Polyethylene amine (PEI) is a polycation
able to condense DNA and to protect
against the degradation of DNAases así
como de liberarlo in vitro and in vivo, this
polymer forms polyionic complexes with
DNA to establish electrostatic cooperative
interactions with its ammonium groups
and the phosphate groups of the DNA.
More, it is possible to reach high levels of
gene expression if human albumin,
albumin from mouse serum or ovialbumin
and human igG are added to this
compound.
Furthermore, liposomes formulated with
9-nitrocamptotecine (9NC-DLPC), which is an
inhibitor of topoisomerase 1 and inhibits the
growth of subcutaneously induced tumors like
the metastasis of lung cancer in the murine
model, observing a synergistic effect through
the combination of the administration of gene
p53 and PEI.
Recently, the expression of Wilms' tumor gene
(WT1) has been encountered in lines lung cancer
cells in 5/11 (45 %) by the test for reverse
transcriptase polymerase chain reaction (RT-PCR),
2/5 (40 %) in SLCL and in 3/6 of NSCLC. In
another study, WT1 overexpression was found in
12/15 cell lines of lung cancer. The protein of
WT1 is an attractive target for immunotherapy.
STIMULATION OF THE IMMUNE
SYSTEM BY WT1
Recent advances in immunology and
molecular biology have permitted the
identification of many antigens associated
with tumors (TAAs), and the episomes that
are recognized by cytotoxic HLA class I T
lymphocytes in different kinds of neoplasms.

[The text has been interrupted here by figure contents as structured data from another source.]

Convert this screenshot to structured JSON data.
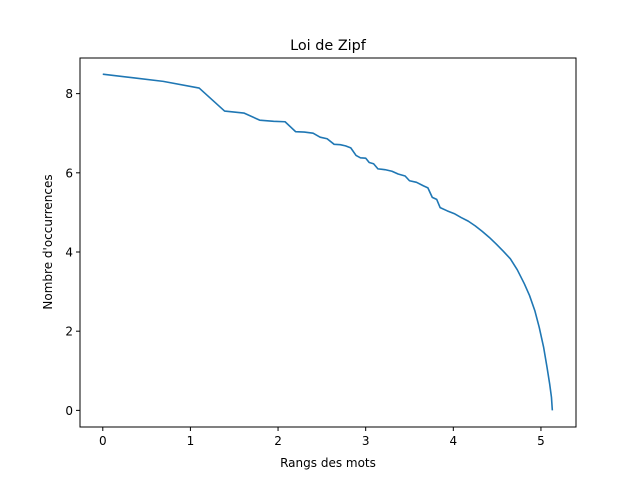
{
  "chart_data": {
    "type": "line",
    "title": "Loi de Zipf",
    "xlabel": "Rangs des mots",
    "ylabel": "Nombre d'occurrences",
    "xlim": [
      -0.26,
      5.4
    ],
    "ylim": [
      -0.42,
      8.9
    ],
    "xticks": [
      0,
      1,
      2,
      3,
      4,
      5
    ],
    "yticks": [
      0,
      2,
      4,
      6,
      8
    ],
    "grid": false,
    "legend": "none",
    "series": [
      {
        "color": "#1f77b4",
        "points": [
          [
            0.0,
            8.49
          ],
          [
            0.35,
            8.4
          ],
          [
            0.69,
            8.31
          ],
          [
            1.1,
            8.14
          ],
          [
            1.39,
            7.56
          ],
          [
            1.61,
            7.51
          ],
          [
            1.79,
            7.33
          ],
          [
            1.95,
            7.3
          ],
          [
            2.08,
            7.29
          ],
          [
            2.2,
            7.04
          ],
          [
            2.3,
            7.03
          ],
          [
            2.4,
            7.0
          ],
          [
            2.48,
            6.9
          ],
          [
            2.56,
            6.86
          ],
          [
            2.64,
            6.72
          ],
          [
            2.71,
            6.71
          ],
          [
            2.77,
            6.68
          ],
          [
            2.83,
            6.63
          ],
          [
            2.89,
            6.44
          ],
          [
            2.94,
            6.38
          ],
          [
            3.0,
            6.37
          ],
          [
            3.04,
            6.26
          ],
          [
            3.09,
            6.23
          ],
          [
            3.14,
            6.1
          ],
          [
            3.22,
            6.08
          ],
          [
            3.3,
            6.04
          ],
          [
            3.37,
            5.97
          ],
          [
            3.45,
            5.92
          ],
          [
            3.5,
            5.8
          ],
          [
            3.58,
            5.76
          ],
          [
            3.66,
            5.67
          ],
          [
            3.71,
            5.62
          ],
          [
            3.76,
            5.38
          ],
          [
            3.81,
            5.33
          ],
          [
            3.85,
            5.12
          ],
          [
            3.93,
            5.04
          ],
          [
            4.01,
            4.97
          ],
          [
            4.09,
            4.87
          ],
          [
            4.17,
            4.78
          ],
          [
            4.25,
            4.66
          ],
          [
            4.33,
            4.52
          ],
          [
            4.41,
            4.37
          ],
          [
            4.49,
            4.2
          ],
          [
            4.57,
            4.02
          ],
          [
            4.65,
            3.83
          ],
          [
            4.73,
            3.55
          ],
          [
            4.81,
            3.2
          ],
          [
            4.87,
            2.9
          ],
          [
            4.93,
            2.52
          ],
          [
            4.98,
            2.1
          ],
          [
            5.03,
            1.6
          ],
          [
            5.07,
            1.08
          ],
          [
            5.1,
            0.66
          ],
          [
            5.12,
            0.33
          ],
          [
            5.13,
            0.0
          ]
        ]
      }
    ]
  }
}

One of the TAAs identified is the product of
gene WT1 that allows the possibility of
slowing down the cancer based on
administration of this peptide.
In a phase I clinical study, Tsuboi et al.
(Microbiol Immunol 48: 175-84, 2004)
applied immunotherapy based upon WT1
by intradermal injection of 3 mg of the
peptide of WT1 of 9 bases that stimulated
HLA-A2402, the vaccination in an interval
of 2 weeks, resulting in the reduction of
the CEA and xSLX tumor markers and a
transient decrease in the tumor size being
the primary clinical evidence that shows
that vaccines against WT1 are an
alternative for pulmonary cancer patients.
The future
Lung cancer is one of the most aggressive
and fatal neoplasms. Today it is possible to
diagnose earlie, and we have an improved
panel of anticancer drugs. Nevertheless, less
than 15 % of patients survive more than 5
years. The most recent trend is to explore
genic therapy and therapeutic vaccines as
alternatives for treatment. With these new
tools perhaps the patient's life can be
prolonged reducing the cost of treatment.